Southeastern Australia signs 1st modern treaty with Aboriginal people

Victoria state says legally binding pact gives Aboriginal communities more authority over governance

Saadet Gökce  | 13.11.2025 - Update : 13.11.2025
Southeastern Australia signs 1st modern treaty with Aboriginal people

ISTANBUL

Australia’s southeastern state of Victoria on Thursday signed and formalized the country’s first modern treaty with Indigenous Australians, marking a major shift in state-level engagement with Aboriginal communities.

The legally binding treaty, which grants Aboriginal groups greater authority and control over their governance, was signed by the co-chairs of Victoria’s elected First Peoples Assembly, Victorian Premier Jacinta Allan and Minister for Treaty Natalie Hutchins, according to the public Australian Broadcasting Corporation (ABC).

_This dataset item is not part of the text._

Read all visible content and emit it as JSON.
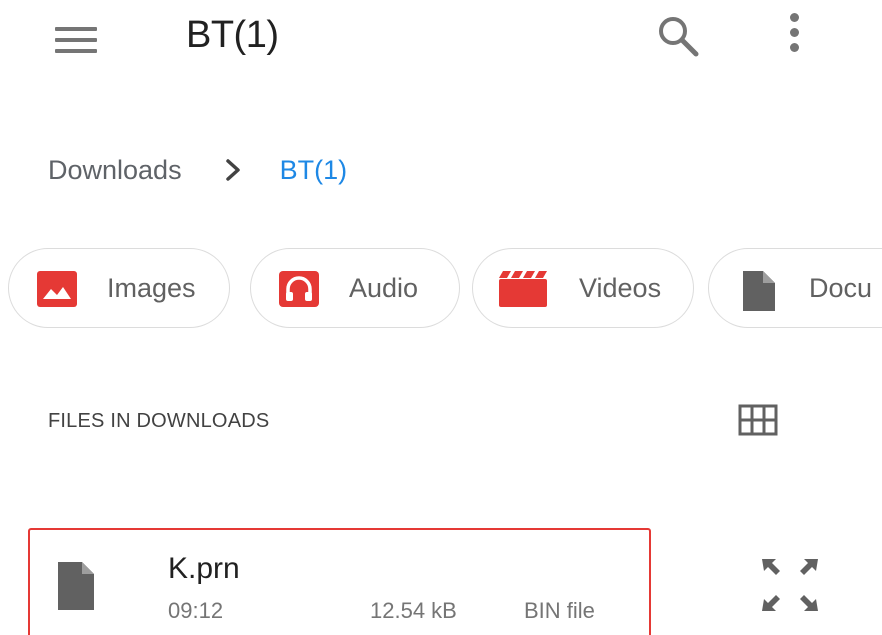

The treaty acknowledges Indigenous people's "authority to self-determine their affairs and make Treaties in accordance with Aboriginal Lore and Law and as recognized in international law."

Legislation underpinning the treaty, passed by Victoria’s parliament last month, was also signed Thursday by the state’s governor, making it law.

Governor Margaret Gardner described the signing as "historic," saying it is the "first statewide treaty for Victoria, the first in Australia, and the first for First Peoples in Victoria."

Allan said the moment brings a chapter "that brings together the oldest continuing cultures on earth with the more modern institutions of our state."

The 34-page treaty outlines agreements reached between the state government and the First Peoples’ Assembly, an elected body representing Aboriginal Victorians, after months of negotiations.

The document acknowledges that "this Country was never empty, never unclaimed. The fiction of ‘land belonging to no one’ ignored those already here."

It also states that "within two decades of colonization, the [Victorian] population of First Peoples had reduced by nearly 90 per cent."

"It is a rare thing for a government to admit it was wrong -- rarer still to commit, in plain words and enduring actions, to making it right," the treaty states. "Yet that is what this moment asks. That is what this moment makes possible -- a moment we claim together."